Os seres humanos não são máquinas que processam alimentos com o único objetivo de sobreviver e procriar. Somos capazes de muito mais que isso. Oakeshott tentou nos lembrar justamente disso, combatendo o materialismo excessivo da modernidade. A libertação do homem vem através desta busca pelo autoconhecimento. Sem isso, somos apenas símios repetindo gestos de forma automática. Oakeshott reforça, então, a lição socrática exposta na epígrafe. Devemos sempre examinar qual vida desejamos viver.

2 comentários:

Anônimo disse...

Sobre o seu texto em que você enaltece Herbert Spencer, bem, saiba que esse darwinista-social defendeu rédeas soltas da violência da natureza contra os fracos. Uma sentença famosa da sua autoria: "os que são capazes de viver, viverão, e é 'justo' que vivam; os que não são capazes de viver morrerão, e é 'justo' que morram". Você concorda com isso?

São os homens fracos que, lutando contra a sua própria fraqueza, defendem coisas desse tipo, valendo-se de um mecanismo de defesa do ego que Freud denominou de "formação reativa". Nietzsche, por exemplo, era um fracote, um inepto celibatário incapaz de procriar. Mesmo assim, criou o mito do super-homem.

Outra coisa: se você quer ser respeitado como intelectual, então pare com essa mania de antinomias, supere esse maniqueísmo, esses "ou...ou" (p.ex., ou a liberdade individual ou a escravidão. Mesmo que a vida fosse um filme em preto e branco, existiria entre os extremos matizes, mediações, uma vasta gama de nuanças, do cinza claro ao escuro. Você é capaz de compreender isso?

Abraço.

Gerhard Erich Boehme disse...

Lamentável este comentário, sob todos os sentidos, mostra o desconhecimento de um princípio fundamental que é o princípio da subsidiariedade, bem como um dos compromissos dos liberais, que é o de atuar sobre as externalidades negativas.

Bens públicos têm como característica essencial a impossibilidade de limitar o seu uso àqueles que pagam por ele.

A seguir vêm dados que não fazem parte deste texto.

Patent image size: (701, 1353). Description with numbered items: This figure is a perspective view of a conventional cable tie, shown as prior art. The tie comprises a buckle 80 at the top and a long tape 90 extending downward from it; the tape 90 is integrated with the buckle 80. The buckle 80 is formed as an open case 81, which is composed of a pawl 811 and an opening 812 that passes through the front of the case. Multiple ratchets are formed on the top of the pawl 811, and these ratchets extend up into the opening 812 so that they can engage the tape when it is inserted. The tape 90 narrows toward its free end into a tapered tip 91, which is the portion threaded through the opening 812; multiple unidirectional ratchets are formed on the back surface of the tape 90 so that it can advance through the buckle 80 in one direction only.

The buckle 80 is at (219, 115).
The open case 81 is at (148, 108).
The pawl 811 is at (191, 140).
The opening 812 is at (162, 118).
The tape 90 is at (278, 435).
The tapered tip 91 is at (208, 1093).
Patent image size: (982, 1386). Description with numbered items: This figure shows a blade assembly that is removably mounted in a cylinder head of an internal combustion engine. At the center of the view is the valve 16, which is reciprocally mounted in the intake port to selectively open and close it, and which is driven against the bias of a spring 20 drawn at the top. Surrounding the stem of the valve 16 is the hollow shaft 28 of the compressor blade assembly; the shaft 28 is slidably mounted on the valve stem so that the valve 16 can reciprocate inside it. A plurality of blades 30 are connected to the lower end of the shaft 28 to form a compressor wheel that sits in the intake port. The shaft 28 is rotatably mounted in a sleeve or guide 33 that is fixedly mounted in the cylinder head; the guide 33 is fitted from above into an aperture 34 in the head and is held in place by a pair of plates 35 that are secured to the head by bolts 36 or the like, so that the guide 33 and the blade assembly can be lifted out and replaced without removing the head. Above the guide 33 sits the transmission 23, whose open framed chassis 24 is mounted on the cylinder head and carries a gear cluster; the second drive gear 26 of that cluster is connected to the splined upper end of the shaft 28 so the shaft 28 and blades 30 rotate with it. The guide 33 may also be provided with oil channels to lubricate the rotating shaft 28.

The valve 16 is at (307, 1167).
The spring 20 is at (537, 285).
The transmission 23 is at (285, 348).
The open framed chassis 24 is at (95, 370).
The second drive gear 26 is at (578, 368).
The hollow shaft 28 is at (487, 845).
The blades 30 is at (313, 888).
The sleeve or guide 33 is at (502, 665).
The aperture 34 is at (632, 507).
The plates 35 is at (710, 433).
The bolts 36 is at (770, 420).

Devemos entender que é prioritário o investimento em saúde pública e educação fundamental, pois são serviços cuja provisão também deve ser garantida subsidiariamente pelo Estado, apesar de que a melhor solução provavelmente se encontra no financiamento a cada contribuinte para aquisição desses serviços, seja diretamente ou através de entidades cooperadas, privadas ou confessionais e não na prestação direta do serviço pelo Estado, sempre em fiel observância ao Princípio da Subsidiariedade. Os gastos estatais nesses setores se justificam porque geram externalidades positivas para a sociedade, que se beneficia de uma população educada e sadia, benefícios estes que não poderiam ser individualmente apropriados por investidores privados.
Além disso, existe um argumento normativo: os gastos nessas áreas reduzem as diferenças de oportunidade dos indivíduos no momento da partida do jogo social, para que a partir daí a competição ocorra baseada nos talentos e méritos de cada um.

O texto do Rodrigo Constantino merece elogios, e digo mais, deveria ser de leitura obrigatória de todos que efetivamente querem mudar o nosso país.